Though keep tearing the felt off my balls, what does that say anyway?

drakulie
02-01-2012, 08:30 AM
We seemed to be locked up in this cycle. Like I said before, for durability and string movement. poly don't go dead nearly as fast for them because they don't enough power to push the elasticity of the polys.

And no poly don't go dead after you string them. They will settle after a huge initial drop of tension. After that if you don't hit with it, it'll pretty much stay at close to that tension, at least for the higher quality polys like lux. I don't know if that's true for the soft polys out there.

You are a very misinformed consumer. Poly, once is strung begins to go dead. Period. It is not nuclear powered and have a "shelf life" of a thousand years.

klementine
02-01-2012, 08:55 AM
^ Agreed. I had purchased a frame that had been 'freshly' strung with a poly about six months prior to purchase.

The string was unplayable. Completely 'dead' and tension measured 32lbs. I believe it was BBO.

Poly is only for those who have the luxury of getting string jobs every week or so. The rest are better off with a hybrid of multi/syn.gut.

chenc
02-01-2012, 09:58 AM
With OP's best interest in mind I recommend OP start with something more use-friendly like Babolat AeroPro Drive GT or PureDrive GT.

stormholloway
02-01-2012, 10:20 AM
You are a very misinformed consumer. Poly, once is strung begins to go dead. Period. It is not nuclear powered and have a "shelf life" of a thousand years.

Ok then what is it's shelf life? In other words, is it worth stringing 3 racquets together if I only go through each string job in 1-2 weeks?

Fuji
02-03-2012, 07:20 PM
Ok then what is it's shelf life? In other words, is it worth stringing 3 racquets together if I only go through each string job in 1-2 weeks?

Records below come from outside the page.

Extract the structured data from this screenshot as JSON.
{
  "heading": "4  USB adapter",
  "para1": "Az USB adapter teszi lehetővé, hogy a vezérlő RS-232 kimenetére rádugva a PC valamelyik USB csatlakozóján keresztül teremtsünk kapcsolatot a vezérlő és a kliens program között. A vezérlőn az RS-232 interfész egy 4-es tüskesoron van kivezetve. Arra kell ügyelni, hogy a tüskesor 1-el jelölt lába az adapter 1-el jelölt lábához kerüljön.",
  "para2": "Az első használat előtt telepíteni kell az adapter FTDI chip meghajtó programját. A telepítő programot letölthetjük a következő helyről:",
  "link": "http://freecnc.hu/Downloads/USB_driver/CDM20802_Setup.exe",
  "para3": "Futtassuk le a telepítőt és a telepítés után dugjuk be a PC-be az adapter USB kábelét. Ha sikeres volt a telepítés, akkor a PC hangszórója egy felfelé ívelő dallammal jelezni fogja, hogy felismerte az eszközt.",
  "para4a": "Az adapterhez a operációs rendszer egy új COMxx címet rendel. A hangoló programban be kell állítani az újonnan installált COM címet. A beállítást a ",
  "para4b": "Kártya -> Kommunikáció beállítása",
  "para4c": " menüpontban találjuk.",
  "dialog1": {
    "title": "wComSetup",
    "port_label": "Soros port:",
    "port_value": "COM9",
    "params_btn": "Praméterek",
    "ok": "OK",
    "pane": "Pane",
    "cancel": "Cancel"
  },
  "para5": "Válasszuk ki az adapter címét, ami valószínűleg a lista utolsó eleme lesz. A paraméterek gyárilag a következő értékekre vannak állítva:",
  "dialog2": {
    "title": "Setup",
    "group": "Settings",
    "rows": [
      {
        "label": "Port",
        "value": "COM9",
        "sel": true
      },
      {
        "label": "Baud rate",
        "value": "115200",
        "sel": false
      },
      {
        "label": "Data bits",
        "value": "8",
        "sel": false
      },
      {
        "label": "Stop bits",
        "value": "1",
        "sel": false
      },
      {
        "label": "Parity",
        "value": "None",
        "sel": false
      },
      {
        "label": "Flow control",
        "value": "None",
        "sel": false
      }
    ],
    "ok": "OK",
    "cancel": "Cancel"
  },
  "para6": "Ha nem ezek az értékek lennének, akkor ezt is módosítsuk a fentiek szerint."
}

Honestly, I wouldn't bother. Depending on the string, the general "life" for me without playing and still having it "playable," is about 4-5 days. Once a week is ideal for someone like me. I do go through poly beds, so It's not as harsh on my arm, although as stated before, standard synthetic works much much better when my play schedule isn't heavy.

-Fuji

Fuji
02-03-2012, 07:22 PM
^ Agreed. I had purchased a frame that had been 'freshly' strung with a poly about six months prior to purchase.

The string was unplayable. Completely 'dead' and tension measured 32lbs. I believe it was BBO.

Poly is only for those who have the luxury of getting string jobs every week or so. The rest are better off with a hybrid of multi/syn.gut.

Funny story, I bought a frame that was strung 14 months prior ago with "fresh poly" which was some twisted razor type poly. I didn't measure the tension, but I broke it in about 5-6 minutes of just hitting some serves. It just felt so fragile, such an odd feeling to hit with.